From Jennifer Noble’s Facebook Page
By Stephen D. Foster, Jr. / 04.12.2016
Mississippi Republicans should worry about the billions of federal dollars they are about to lose but they should also worry about the Christian bakers they have pissed off.
Just a few days ago, bakery owner Mitchell Moore blasted Republicans in his state for passing an anti-LGBT law that allows bigoted Christians to discriminate against employees and customers at will for any reason as long as they hide behind a so-called “sincerely held religious belief” to do so.

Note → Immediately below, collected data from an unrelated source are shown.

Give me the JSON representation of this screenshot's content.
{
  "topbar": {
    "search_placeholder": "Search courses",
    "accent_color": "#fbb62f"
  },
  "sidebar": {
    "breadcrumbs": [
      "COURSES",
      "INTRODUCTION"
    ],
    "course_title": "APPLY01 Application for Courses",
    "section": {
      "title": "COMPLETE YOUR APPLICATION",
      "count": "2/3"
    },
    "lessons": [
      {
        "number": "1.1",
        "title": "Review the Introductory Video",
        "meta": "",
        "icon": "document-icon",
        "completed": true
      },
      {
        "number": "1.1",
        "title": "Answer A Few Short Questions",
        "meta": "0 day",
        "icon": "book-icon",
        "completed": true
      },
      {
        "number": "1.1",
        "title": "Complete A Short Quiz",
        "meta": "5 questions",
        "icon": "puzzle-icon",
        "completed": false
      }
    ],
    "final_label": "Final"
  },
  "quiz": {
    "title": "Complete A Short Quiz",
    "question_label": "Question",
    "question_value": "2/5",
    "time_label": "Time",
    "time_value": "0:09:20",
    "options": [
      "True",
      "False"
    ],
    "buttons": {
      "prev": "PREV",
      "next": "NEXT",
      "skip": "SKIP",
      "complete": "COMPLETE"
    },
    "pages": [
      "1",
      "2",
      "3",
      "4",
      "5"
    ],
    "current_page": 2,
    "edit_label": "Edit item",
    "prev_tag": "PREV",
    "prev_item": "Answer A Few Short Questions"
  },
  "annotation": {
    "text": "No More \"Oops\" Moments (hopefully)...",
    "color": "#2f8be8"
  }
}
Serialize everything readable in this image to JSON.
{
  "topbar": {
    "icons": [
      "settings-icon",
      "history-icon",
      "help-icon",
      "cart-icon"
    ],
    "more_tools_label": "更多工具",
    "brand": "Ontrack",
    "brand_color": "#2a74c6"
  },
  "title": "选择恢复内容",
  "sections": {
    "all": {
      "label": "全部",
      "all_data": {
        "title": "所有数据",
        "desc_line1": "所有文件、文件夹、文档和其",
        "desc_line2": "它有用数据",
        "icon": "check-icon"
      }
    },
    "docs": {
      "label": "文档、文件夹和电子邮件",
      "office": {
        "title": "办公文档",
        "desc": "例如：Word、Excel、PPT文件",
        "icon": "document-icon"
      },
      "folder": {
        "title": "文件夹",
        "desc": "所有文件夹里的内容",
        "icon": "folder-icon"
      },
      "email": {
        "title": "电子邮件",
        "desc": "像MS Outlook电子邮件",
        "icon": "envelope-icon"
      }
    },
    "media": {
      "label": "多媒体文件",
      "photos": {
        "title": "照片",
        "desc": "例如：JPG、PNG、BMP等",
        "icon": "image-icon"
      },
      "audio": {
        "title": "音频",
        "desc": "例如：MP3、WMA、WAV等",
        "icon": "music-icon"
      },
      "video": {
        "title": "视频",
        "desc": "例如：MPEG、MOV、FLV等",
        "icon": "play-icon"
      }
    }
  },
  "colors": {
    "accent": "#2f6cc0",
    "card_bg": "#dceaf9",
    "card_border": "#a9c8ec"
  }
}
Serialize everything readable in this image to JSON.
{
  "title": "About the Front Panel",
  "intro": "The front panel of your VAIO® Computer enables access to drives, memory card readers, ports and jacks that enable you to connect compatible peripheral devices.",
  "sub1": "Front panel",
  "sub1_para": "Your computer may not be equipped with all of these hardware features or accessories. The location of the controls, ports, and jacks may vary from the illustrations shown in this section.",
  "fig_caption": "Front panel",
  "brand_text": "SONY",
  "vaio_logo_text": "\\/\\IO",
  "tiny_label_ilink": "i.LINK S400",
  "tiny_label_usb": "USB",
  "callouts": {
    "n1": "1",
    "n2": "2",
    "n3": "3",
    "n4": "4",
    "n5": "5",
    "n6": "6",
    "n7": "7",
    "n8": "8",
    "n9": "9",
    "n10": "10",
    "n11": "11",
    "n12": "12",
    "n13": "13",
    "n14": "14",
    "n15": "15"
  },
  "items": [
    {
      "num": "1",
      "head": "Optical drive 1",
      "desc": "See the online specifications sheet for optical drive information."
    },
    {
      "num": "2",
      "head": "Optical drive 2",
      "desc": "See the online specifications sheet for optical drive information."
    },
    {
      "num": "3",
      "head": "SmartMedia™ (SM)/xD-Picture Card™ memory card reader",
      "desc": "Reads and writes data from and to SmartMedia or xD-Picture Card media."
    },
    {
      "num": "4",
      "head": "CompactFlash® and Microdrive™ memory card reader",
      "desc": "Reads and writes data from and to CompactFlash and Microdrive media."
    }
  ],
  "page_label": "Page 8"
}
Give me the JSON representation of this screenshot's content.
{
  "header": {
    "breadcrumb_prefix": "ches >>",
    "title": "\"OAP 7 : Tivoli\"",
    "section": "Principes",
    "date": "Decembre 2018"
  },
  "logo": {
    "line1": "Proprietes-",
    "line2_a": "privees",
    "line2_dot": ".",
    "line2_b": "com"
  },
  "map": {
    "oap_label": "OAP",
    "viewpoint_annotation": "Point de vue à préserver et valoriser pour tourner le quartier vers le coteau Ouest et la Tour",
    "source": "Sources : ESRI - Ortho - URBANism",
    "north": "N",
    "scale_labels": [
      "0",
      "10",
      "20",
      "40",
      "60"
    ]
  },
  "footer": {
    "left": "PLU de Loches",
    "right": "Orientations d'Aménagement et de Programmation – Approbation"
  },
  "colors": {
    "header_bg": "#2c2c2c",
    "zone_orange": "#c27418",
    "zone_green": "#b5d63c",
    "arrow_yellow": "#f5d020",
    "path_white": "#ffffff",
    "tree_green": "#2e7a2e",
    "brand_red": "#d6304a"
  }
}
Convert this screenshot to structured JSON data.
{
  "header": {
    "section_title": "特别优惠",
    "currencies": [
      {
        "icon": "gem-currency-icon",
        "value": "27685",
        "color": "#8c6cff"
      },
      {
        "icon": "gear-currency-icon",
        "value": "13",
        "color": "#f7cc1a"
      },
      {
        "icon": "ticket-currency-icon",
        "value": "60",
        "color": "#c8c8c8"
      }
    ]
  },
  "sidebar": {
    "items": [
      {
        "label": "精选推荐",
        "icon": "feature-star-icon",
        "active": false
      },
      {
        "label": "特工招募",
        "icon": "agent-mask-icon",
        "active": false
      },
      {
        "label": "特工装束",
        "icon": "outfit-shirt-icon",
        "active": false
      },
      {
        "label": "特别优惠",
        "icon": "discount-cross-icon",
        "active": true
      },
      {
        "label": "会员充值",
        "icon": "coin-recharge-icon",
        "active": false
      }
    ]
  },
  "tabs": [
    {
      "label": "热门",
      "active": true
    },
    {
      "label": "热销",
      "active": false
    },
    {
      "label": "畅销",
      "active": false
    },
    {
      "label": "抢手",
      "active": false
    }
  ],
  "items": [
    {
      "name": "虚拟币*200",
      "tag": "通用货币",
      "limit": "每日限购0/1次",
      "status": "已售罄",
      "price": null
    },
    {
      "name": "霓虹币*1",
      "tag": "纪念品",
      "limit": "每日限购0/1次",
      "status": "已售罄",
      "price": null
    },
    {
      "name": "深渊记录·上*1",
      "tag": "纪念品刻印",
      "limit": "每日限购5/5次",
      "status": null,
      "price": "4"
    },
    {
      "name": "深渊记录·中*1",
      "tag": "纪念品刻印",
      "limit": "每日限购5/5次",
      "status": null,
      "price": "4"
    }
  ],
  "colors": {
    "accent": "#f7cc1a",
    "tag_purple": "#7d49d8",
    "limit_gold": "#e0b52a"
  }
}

“The assumption that they think that they’re looking out for us – that’s not what they are doing,” Moore said during an interview about the new law, known as HB 1523. “We rank number one – our state government is the most dependent on federal money. We are the third most obese state. We rank at the bottom in unemployment, in education. We’ve got crumbling infrastructure. None of them are being tackled. Instead, we are passing, hey-let’s-discriminate bills.”
And now, a baker who made a cake for Governor Phil Bryant’s inauguration is humiliating him and his Republican allies for making it difficult to be proud of Mississippi.
“Look Governor Bryant, we will make cakes for anyone!” Biloxi Cake Artist Extraordinaire Jennifer Noble wrote on Facebook underneath an image of her posing with Bryant. “Including backwards thinking politicians that make it hard to be proud of being a Mississippian. We never wanted this. Quit using our industry as an excuse to deny the separation of church and state.”
She then announced that she had removed the picture she took with Bryant and said she regrets posing for the photo now and is embarrassed she ever posted the picture on her page.
So far, Noble’s Facebook post has drawn nothing but positive responses and applause while Governor Bryant is still getting hammered for signing the discriminatory bill into law.
And rightfully so. Bryant and his fellow Republicans should be ashamed of themselves for passing such a law and they should work to repeal it as soon as possible before Mississippi businesses decide that denying services to Republican lawmakers is their own “sincerely held religious belief.”